The jacket is old and beat-up, probably belonged to his brother last year. The zipper is broken. He believes I can fix it. Why not? After watching me in class he believes that I can do anything. His face is filled with anticipation. It's cold outside and the long blocks he has to walk in the cold will seem shorter if I fix his jacket. I try to fix the zipper. I can't. Instead, I show him how to use one hand to hold his jacket closed close around his neck. I readjust his hand several times so he understands that there is a certain way to do it that meets with my approval. This is also part of the act-all of the attention to detail keeps him from feeling ashamed. I notice his nose is running and take out the package of tissues that I keep in my pocket for just this purpose and wipe his nose. He doesn't object like most five-year-olds. He loves the care and concern.

As I watch him cross the street with his brothers and friends, holding his jacket closed with his hand, the spell is broken for me. No more magic. Just little five-year-olds in raggedy jackets that won't close, trying to stay warm on a cold night. I scribble a note to myself to remember to find a way to get some jackets. Winter is coming.

My two black belts usually walk with me after class and stay with me until I catch a cab. I tell them it's not necessary, but they are there to make sure I get home all right. What a world. So dangerous that children feel that a third-degree black belt needs an escort to get home safely. The sad thing is, with all the guns and drugs in this community, they know I'm no safer than anyone else.

This community, like many across this country, is not safe for children and they usually walk home at night filled with fear and apprehension. But when I walk with them after class they are carefree, like children ought to be. They have no fear. They believe that if anything happens they'll be safe because I'm there. I'll fly through the air and with my magic karate I'll dispatch whatever evil threatens them. When these children see me standing on the corner watching them walk into their buildings they believe what children used to believe, that there are adults who can protect them. And because of that belief they see me as larger than life, like Superman or Batman. And I let them believe this even if my older black belts and I know different. Because in a world that is so cold and so harsh, children need heroes. Heroes give hope, and if these children have no hope they will have no future. And so I play the role of hero for them even if I have to resort to cheap tricks and theatrics.

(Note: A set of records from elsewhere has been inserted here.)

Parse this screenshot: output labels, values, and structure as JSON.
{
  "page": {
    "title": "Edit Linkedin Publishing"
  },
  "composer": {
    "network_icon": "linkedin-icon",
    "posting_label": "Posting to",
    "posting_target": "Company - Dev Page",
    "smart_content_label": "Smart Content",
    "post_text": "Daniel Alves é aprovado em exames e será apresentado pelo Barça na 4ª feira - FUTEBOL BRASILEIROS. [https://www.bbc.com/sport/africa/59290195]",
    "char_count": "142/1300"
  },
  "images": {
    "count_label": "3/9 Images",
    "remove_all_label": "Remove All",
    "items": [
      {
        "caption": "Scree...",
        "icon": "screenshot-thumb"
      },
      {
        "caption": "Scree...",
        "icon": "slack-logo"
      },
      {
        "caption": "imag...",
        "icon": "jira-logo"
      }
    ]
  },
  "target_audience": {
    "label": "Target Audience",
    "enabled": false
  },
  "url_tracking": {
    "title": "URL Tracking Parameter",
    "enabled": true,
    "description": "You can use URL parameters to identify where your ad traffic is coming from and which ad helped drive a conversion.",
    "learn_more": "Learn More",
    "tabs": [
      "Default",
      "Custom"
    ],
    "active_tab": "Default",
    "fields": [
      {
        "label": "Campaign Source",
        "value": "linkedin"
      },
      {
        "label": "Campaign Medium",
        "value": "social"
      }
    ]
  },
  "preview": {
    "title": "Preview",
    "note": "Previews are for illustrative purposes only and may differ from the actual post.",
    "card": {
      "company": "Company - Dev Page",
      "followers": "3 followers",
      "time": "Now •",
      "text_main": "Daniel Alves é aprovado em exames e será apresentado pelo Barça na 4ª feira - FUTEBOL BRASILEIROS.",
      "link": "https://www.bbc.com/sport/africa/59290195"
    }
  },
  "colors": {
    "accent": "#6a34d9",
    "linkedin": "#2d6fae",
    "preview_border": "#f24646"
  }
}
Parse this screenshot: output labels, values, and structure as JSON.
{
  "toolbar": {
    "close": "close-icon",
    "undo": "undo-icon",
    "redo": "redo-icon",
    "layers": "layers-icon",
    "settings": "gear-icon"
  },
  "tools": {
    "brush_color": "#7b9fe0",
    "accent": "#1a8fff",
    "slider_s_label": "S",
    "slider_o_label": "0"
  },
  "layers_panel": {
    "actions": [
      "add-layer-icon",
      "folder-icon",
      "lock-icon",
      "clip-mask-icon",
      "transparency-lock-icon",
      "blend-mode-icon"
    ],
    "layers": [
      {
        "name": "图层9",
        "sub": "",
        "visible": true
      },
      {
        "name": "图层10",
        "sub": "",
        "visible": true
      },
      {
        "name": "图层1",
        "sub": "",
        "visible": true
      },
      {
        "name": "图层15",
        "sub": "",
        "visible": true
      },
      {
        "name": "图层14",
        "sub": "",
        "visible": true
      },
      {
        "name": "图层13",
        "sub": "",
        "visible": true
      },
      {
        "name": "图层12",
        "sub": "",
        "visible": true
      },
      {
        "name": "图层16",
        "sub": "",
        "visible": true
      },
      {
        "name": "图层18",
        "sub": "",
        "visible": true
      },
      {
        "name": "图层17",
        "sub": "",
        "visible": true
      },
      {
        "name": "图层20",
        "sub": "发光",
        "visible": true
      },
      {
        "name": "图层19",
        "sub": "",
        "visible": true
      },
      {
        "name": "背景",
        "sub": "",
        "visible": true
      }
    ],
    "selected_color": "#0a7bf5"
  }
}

And if I could get the mayors, and the governors, and the president to look into the eyes of the five-year-olds of this nation, dressed in old raggedy clothes, whose zippers are broken but whose dreams are still alive, they would know what I know-that children need people to fight for them. To stand with them on the most dangerous streets, in the dirtiest hallways, in their darkest hours. We as a country have been too willing to take from our weakest when times get hard. People who allow this to happen must be educated, must be challenged, must be turned around.

If we are to save our children then we must become people they will look up to. Children need heroes now more than ever because the poor children of this nation live with monsters every day. Monsters deprive them of heat in the winter, they don't fix their sinks and toilets, they let garbage pile up in their hallways, they kick them out of their homes, they beat them, shoot them, stab them-sometimes to death-they rape their bodies and their minds. Sometimes they lurk under the stairs. They scuttle around in the dark; you hear them in the walls gnawing, squeaking, occasionally biting a little finger.

We have failed our children. They live in a world where danger lurks all around them and their playgrounds are filled with broken glass, crack vials, and sudden death. And the stuff of our nightmares when
we were children is the common reality for children today. Monsters are out there and claiming children in record numbers. And so we must stand up and be visible heroes, fighting for our children. I want people to understand the crisis that our children face and I want people to act.